From this feedback for the MVP version of the designs (since time was running out) we ended up keeping the group recommendations as it currently was in the system, knowing we would iterate on the prescriptive feeling of those next release. We focused more of our effort on the data filtering and the smarter subsampling.
For the data filtering I worked with the technical writing team to come up with better copy for the ineligibility reasons and call to actions. Furthermore we were able to surface the ineligibility reason in the hover state, the document filter, and when the customer clicked into the document. I kept the overall revised document progress bar to show the overall amount of documents in the set, and those that were eligible and ineligible.
For the smarter subsampling, I simplified the ranking system to be high and low importance (with the rankings still on the backend, just not surfaced to the users). I created a call to action for annotating the higher importance documents first. Additionally, if the customer had less than 10 groups overall, we created a call to action to add more groups/diversity to the data set. And while the overall data set could be larger than the recommendation, we showed that count but did not actively encourage the users to delete any documents. It took many iterations, but we finally reached a solution that satisfied both the ML engineers and the customers.
Step 4: Model management [Current work in progress]
The next stage was improving the model management experience as a whole. Some feedback we had gotten from customers was that:
It was confusing that different types of models were managed differently
They wanted to be able to upgrade models, play around with the upgraded functionality, but if they couldn’t get a working model, they would be able to go back to the working version.
See old versions of models. (In the current system archived models just disappear from the customer view, so unless they download the model there is no way in the platform to access it again).
Have better call to actions on what to do next, and empower users to test, troubleshoot and build models themselves.
Have groups and recommendations feel less prescriptive.
Being able to upload to all models that connect to the same layout.
To do this I started pairing with Meg, the designer working on the classification models to figure out the necessary requirements to build a new model overview page that worked for all types of models in the system. The first step for the development team was adding parity of a training data manager for the classification models, since they only existed in the extraction models before.
From there I started working on creating designs that were less prescriptive for group recommendations. I was heavily inspired by FICO credit scores, since they had various categories for ways to improve your credit (and factors hurting it), but changing those had no guarantee that your credit would actually get better. Our models were quite similar, you could add more diversity, and in theory that would help you get to a better performing model, but there was no guarantee if the data set provided was not a good set in general. I settled on three categories: diversity, importance, and quality. Diversity is the number of groups a data set has, where anything over 10 groups is probably ok. Importance was the number of annotated documents for that high importance document group that had been annotated. And quality was the number of annotation anomalies found in a data set. When testing with the implementation partners, this approach felt a lot more like a recommendation vs black and white thinking.
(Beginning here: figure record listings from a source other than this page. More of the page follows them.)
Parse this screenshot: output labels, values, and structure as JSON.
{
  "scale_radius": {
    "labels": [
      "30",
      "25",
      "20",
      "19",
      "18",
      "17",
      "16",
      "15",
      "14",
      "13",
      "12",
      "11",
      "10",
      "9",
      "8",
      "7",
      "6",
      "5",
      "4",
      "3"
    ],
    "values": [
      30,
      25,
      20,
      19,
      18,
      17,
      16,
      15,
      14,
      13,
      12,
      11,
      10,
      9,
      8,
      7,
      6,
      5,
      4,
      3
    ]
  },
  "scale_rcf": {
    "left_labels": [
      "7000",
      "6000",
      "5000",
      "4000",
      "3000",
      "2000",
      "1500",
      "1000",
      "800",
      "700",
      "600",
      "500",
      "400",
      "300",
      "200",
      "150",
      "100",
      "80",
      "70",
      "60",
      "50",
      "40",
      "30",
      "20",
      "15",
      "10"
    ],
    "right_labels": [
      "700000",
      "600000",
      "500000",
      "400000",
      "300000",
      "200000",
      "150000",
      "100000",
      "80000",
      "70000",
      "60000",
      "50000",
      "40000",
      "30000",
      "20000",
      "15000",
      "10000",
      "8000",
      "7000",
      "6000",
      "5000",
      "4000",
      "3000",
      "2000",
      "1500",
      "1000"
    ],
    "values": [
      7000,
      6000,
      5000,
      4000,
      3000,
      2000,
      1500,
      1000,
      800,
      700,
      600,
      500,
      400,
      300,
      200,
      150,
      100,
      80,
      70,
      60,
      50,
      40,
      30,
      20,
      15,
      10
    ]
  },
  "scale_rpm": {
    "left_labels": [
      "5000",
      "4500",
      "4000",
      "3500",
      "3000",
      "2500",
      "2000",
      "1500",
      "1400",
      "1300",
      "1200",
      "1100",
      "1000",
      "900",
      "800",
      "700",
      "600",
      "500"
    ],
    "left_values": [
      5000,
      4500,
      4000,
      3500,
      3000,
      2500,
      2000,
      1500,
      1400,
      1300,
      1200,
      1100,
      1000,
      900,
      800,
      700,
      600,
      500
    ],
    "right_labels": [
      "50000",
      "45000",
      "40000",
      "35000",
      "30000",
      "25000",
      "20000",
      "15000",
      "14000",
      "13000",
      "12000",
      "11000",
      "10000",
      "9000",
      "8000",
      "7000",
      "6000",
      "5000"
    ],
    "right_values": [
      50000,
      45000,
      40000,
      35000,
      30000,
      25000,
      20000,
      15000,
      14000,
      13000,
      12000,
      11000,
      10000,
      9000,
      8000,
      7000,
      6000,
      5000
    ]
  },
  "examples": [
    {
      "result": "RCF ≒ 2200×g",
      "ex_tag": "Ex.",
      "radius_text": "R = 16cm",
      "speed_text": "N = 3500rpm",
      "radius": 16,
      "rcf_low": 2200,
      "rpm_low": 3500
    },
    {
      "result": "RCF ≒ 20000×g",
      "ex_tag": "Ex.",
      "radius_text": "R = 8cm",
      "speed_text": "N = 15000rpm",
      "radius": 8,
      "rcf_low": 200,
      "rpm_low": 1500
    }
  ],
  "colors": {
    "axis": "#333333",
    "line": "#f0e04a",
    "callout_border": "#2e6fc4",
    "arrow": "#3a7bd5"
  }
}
Then I started working on an overview page where customers could quickly see the status of the model and basic high level call to actions. This would allow for a separate training data tab, where all the training data management would be, and a history tab where the customer could see the various versions of their model. This broke up some of the page making it feel less long and reduces cognitive overload of information for the customer. This section and process is in current iterations and will continue to be worked on.